Based on the Tony and and Grammy Award-winning musical, Dear Evan Hansen follows the titular Evan Hansen (Ben Platt), a young man struggling with Social Anxiety disorder, as he finds himself tangled in the aftermath of the suicide of a fellow classmate. Platt, though significantly older than the character he is playing and obviously so, delivers a heartfelt performance that, although a little exaggerated in a number of spots, is magnified by each and every one of his musical performances. He is, after all, the man that first brought the character of Evan Hansen to life. Kaitlyn Dever is excellent casting opposite Platt, her vocal forays a beautiful addition to the film. The film itself starts off strong with two powerful songs from Platt, but it slowly buckles under the weight of what it must accomplish with such a questionable plot, forcing viewers to ignore obvious miscasts and many songs that simply do not hit in order to find enjoyment. The messages of hope and support centered around mental health, as well as those pushing being yourself (amplified by LGBTQIA art, Black Lives Matter art, and more in the background at the school) are largely lost due to cringe-worthy distractions and an uneven execution.

The rest of the cast is fine with Amy Adams and Danny Pino, playing the parents of Dever’s Zoe and the late Connor (played by Colton Murphy) standing out and truly carrying the emotional baton.

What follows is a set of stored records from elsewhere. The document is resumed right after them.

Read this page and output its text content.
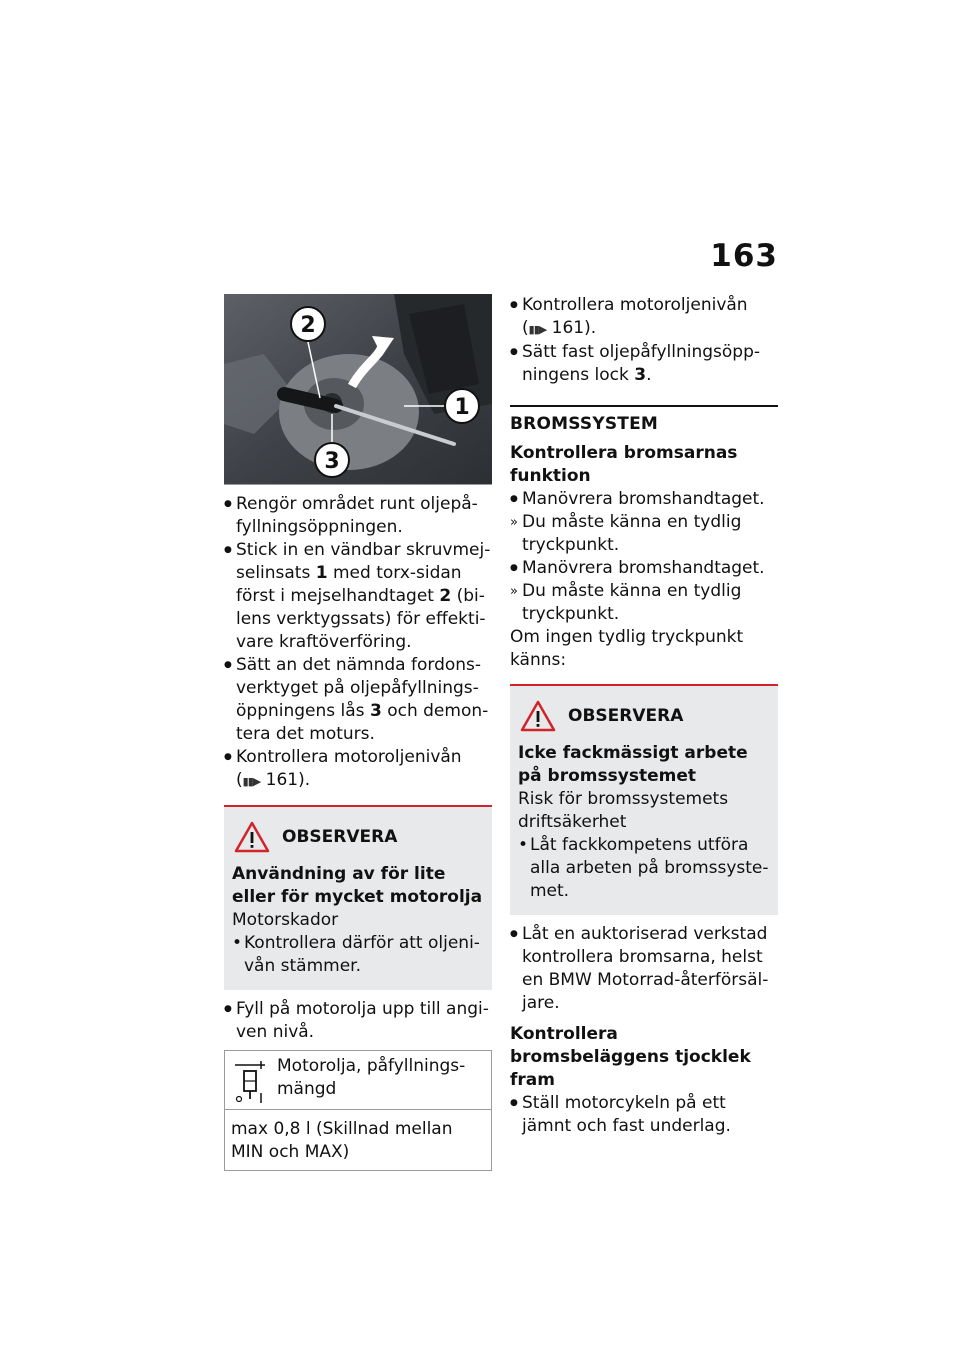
163
2
1
3

● Rengör området runt oljepå- fyllningsöppningen.

● Stick in en vändbar skruvmej- selinsats 1 med torx-sidan först i mejselhandtaget 2 (bi- lens verktygssats) för effekti- vare kraftöverföring.

● Sätt an det nämnda fordons- verktyget på oljepåfyllnings- öppningens lås 3 och demon- tera det moturs.

● Kontrollera motoroljenivån
(▮▮▶ 161).

OBSERVERA

Användning av för lite eller för mycket motorolja

Motorskador

• Kontrollera därför att oljeni- vån stämmer.

● Fyll på motorolja upp till angi- ven nivå.

Motorolja, påfyllnings- mängd
max 0,8 l (Skillnad mellan MIN och MAX)

● Kontrollera motoroljenivån
(▮▮▶ 161).

● Sätt fast oljepåfyllningsöpp- ningens lock 3.

BROMSSYSTEM

Kontrollera bromsarnas funktion

● Manövrera bromshandtaget.

» Du måste känna en tydlig tryckpunkt.

● Manövrera bromshandtaget.

» Du måste känna en tydlig tryckpunkt.

Om ingen tydlig tryckpunkt känns:

OBSERVERA

Icke fackmässigt arbete på bromssystemet

Risk för bromssystemets driftsäkerhet

• Låt fackkompetens utföra alla arbeten på bromssyste- met.

● Låt en auktoriserad verkstad kontrollera bromsarna, helst en BMW Motorrad-återförsäl- jare.

Kontrollera bromsbeläggens tjocklek fram

● Ställ motorcykeln på ett jämnt och fast underlag.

Julianne Moore, though effective (yet underused) as Evan’s mother, reaches an octave and emits a noise previously unheard of in a musical when she sings while crying… and it’s not a good one. Nik Dodani as Evan’s friend Jared delivers the comedic relief, however scarce those moments may be. Amandla Black as the go-getter high school student Alana Beck, however, is not given much to work with in her songs, which simply fall flat. Together the cast works with what they are given under the solid direction of Stephen Chbosky and coupled with beautiful cinematography. 

Sadly, not every Broadway musical will translate well to the screen with Dear Evan Hansen being an example of one that excels on stage with the nuance and timing of theater, but it loses its heart in film. This is an unfortunate miss that drowns out the talents of its leads and completely misses the mark on delivery. Come for Waving Through A Window and For Forever, stay for You Will Be Found, then don’t expect much else to move the needle.

Dear Evan Hansen hits theaters this Friday.